LAKEPORT, Calif. – On Thursday the group that for the last four months has collected signatures to qualify a recall of Sheriff Frank Rivero for the ballot submitted its petitions to the county's elections office.
The Committee to Recall Rivero and Restore Integrity submitted the signatures to Registrar of Voters Diane Fridley at about noon on Thursday. The deadline was 5 p.m.
Fridley said she waited for the recall proponents to go over the signatures one last time before they were officially accepted.
“Once we accept them, it's done,” said Fridley, explaining that the recall rules require that all signatures must be submitted at once.
Shortly after 3:30 p.m. Fridley reported that her office had accepted the signatures after counting them to make sure they had at least the required number of 7,026.
The raw signature count came out to approximately 7,762, Fridley said.
For perspective, Rivero received more than 11,100 votes in the November 2010 election in which he beat four-term incumbent Rod Mitchell, based on election records.
The effort to recall Rivero – now two and a half years into his first term – began in earnest this past March, following a unanimous no confidence vote by the Board of Supervisors.
At the same time the board sent Rivero a letter formally requesting his resignation. He refused.
The board's no confidence vote came in the wake of a determination by the District Attorney's Office that Rivero had lied about his part in a nonfatal 2008 shooting during which Rivero, then a deputy, shot at an unarmed man.
That “Brady” determination – named for a 1963 US Supreme Court case requiring prosecutors to disclose to criminal defendants exculpatory information, including credibility issues relating to officers involved in their cases – was listed among the grounds for beginning the recall action against Rivero.

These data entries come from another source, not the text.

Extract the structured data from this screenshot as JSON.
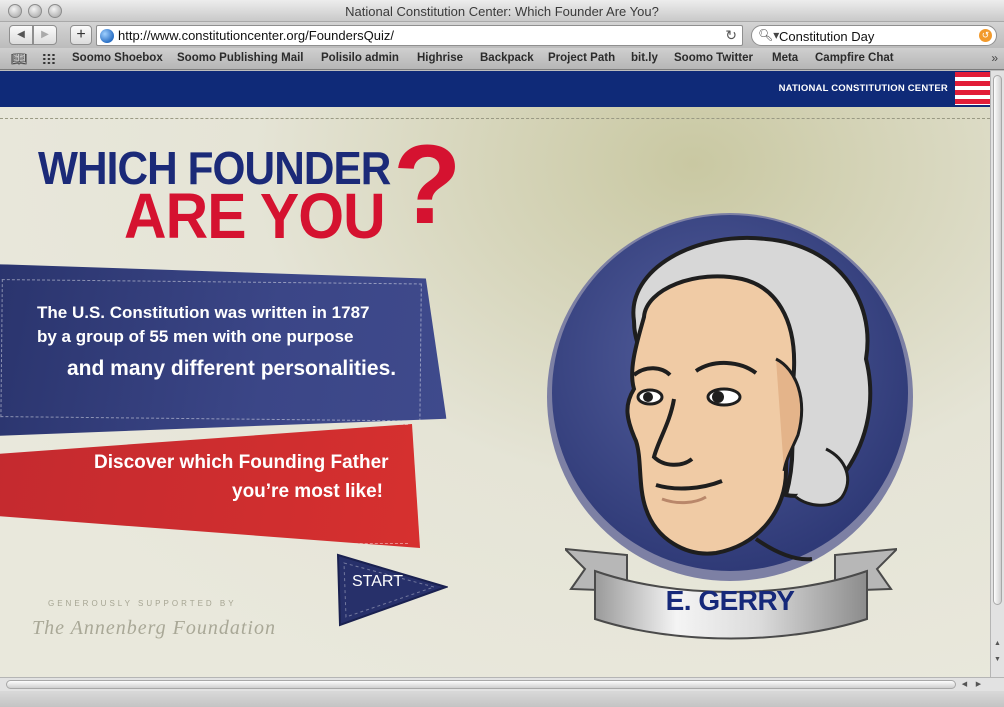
{
  "window": {
    "title": "National Constitution Center: Which Founder Are You?"
  },
  "toolbar": {
    "back_icon": "back-arrow-icon",
    "forward_icon": "forward-arrow-icon",
    "add_label": "+",
    "url": "http://www.constitutioncenter.org/FoundersQuiz/",
    "search_value": "Constitution Day"
  },
  "bookmarks": {
    "items": [
      "Soomo Shoebox",
      "Soomo Publishing Mail",
      "Polisilo admin",
      "Highrise",
      "Backpack",
      "Project Path",
      "bit.ly",
      "Soomo Twitter",
      "Meta",
      "Campfire Chat"
    ]
  },
  "site": {
    "brand": "NATIONAL CONSTITUTION CENTER",
    "colors": {
      "navy": "#0f2a78",
      "red": "#d51230"
    }
  },
  "hero": {
    "headline_line1": "WHICH FOUNDER",
    "headline_line2": "ARE YOU",
    "question_mark": "?",
    "intro_line1": "The U.S. Constitution was written in 1787",
    "intro_line2": "by a group of 55 men with one purpose",
    "intro_line3": "and many different personalities.",
    "cta_line1": "Discover which Founding Father",
    "cta_line2": "you’re most like!",
    "start_label": "START",
    "supported_by": "GENEROUSLY SUPPORTED BY",
    "sponsor": "The Annenberg Foundation"
  },
  "founder": {
    "name": "E. GERRY"
  }
}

Other grounds the group listed included conducting himself in an unethical manner, failing to form a citizens’ oversight committee as he had promised to do during the campaign, and alienating “every law enforcement agency in the County as well as the entire Board of Supervisors with your lack of accountability and your failed leadership.”
The group began circulating petitions in April. They had 120 days to gather at least 7,026 valid signatures from Lake County voters.
Fridley and her staff will now have 30 business days – excluding holidays – to validate the signatures the proponents submitted to her office.
If the recall qualifies for the ballot, there would not be enough time to add it to the November ballot. As a result, a special election would have to be called, based on election rules.
Fridley said Thursday that if the recall qualifies, she would submit a certificate of sufficiency to the Board of Supervisors, which would then call for an election to occur within 88 and 125 days.
The last county official to be recalled was Board of Supervisors Chair Robert M. Jones of Clearlake Highlands in November 1978, according to election records.